One of our current projects is about training a model that performs crack detection on concrete slabs. The main goal is to optimize the process in production. Cracks on the surface are a major defect in concrete structures. Timely crack detection helps construction companies and concrete product manufacturers to prevent potential losses.
There are various approaches to solving this problem, some of them involve manual inspection and others are based on automatic detection methods. Nowadays, the increased efficiency of modern neural network models and Computer Vision technologies makes an automatic approach out of competition compared to the manual one, allowing to optimize the process without losing any accuracy.
Crack detection is the semantic segmentation problem. Semantic segmentation refers to the process of linking each pixel in an image to a class label. In this case, we need to find all pixels of cracks on the photo of a concrete structure.
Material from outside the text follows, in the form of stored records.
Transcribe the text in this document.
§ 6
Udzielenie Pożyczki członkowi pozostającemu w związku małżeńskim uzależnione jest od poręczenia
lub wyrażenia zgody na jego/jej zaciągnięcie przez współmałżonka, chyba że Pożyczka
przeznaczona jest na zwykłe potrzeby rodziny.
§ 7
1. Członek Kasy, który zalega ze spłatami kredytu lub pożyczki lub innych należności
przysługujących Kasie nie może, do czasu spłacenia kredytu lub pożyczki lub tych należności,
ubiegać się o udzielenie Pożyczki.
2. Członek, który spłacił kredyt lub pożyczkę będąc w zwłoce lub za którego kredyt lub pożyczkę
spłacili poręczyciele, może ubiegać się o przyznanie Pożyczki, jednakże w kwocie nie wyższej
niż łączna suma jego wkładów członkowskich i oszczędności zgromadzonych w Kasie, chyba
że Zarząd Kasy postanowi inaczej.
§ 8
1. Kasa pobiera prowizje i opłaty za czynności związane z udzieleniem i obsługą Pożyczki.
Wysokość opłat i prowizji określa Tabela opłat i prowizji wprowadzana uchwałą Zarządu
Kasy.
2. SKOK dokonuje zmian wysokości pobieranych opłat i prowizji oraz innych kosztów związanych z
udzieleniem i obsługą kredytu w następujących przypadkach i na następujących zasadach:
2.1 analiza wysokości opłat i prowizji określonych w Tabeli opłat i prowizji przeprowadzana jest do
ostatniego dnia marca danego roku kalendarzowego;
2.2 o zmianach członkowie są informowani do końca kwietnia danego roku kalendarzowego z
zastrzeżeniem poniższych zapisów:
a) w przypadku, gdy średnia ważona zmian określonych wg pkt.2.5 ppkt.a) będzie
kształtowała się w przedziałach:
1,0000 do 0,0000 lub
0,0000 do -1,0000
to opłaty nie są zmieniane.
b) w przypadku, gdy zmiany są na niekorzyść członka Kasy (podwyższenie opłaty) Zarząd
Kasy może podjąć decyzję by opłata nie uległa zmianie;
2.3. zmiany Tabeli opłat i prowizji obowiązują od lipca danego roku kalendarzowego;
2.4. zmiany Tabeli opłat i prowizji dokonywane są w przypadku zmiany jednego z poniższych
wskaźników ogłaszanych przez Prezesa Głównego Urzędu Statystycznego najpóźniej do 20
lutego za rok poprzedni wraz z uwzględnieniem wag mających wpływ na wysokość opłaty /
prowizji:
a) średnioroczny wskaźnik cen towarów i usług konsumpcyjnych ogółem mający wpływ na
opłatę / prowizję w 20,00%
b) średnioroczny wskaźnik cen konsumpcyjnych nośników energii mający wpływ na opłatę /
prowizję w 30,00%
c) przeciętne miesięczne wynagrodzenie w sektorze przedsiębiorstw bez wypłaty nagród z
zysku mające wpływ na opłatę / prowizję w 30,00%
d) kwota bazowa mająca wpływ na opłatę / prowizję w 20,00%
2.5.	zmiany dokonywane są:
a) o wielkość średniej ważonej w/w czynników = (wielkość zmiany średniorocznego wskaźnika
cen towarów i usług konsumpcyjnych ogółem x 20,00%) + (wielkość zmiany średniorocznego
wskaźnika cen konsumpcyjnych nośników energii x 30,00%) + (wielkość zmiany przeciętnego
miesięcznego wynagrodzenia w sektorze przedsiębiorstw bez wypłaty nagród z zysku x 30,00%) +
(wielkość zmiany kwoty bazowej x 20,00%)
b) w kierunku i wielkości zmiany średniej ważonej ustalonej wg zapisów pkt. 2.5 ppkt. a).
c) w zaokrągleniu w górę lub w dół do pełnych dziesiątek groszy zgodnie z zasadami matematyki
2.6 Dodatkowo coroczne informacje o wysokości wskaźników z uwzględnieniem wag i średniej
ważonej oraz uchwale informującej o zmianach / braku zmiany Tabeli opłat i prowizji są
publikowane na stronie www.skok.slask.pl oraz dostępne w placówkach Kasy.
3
Figure 1 — Source image and its mask
Figure 2 — An average image from 3 predicted masks
Figure 3 — A binarized average image
Figure 4 — Contours of the predicted mask
The metric to evaluate our model was the Sørensen–Dice coefficient. After training, the value of this metric is 95% on the train set and 93% on the validation set.
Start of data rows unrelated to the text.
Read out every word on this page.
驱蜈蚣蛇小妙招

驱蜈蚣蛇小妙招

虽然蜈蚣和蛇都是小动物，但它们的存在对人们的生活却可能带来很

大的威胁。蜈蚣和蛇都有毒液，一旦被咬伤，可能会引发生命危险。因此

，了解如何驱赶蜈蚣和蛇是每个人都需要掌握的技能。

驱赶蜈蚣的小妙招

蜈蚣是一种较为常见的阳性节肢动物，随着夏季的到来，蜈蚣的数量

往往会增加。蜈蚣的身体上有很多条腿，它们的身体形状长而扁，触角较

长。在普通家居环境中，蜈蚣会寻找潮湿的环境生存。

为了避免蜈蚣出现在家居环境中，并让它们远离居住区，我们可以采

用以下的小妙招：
Figures 2-4 show an example of prediction for the input image (figure 1).
The solution helped our client to automate the process of concrete cracks detection in production and almost eliminate the need for human participation in it. This means that our solution can save a company from at least 20 human hours a week (or around $20,000/year) for each production line.
In the future, it is planned to configure the model for rust recognition and build a predictive model for flaws search.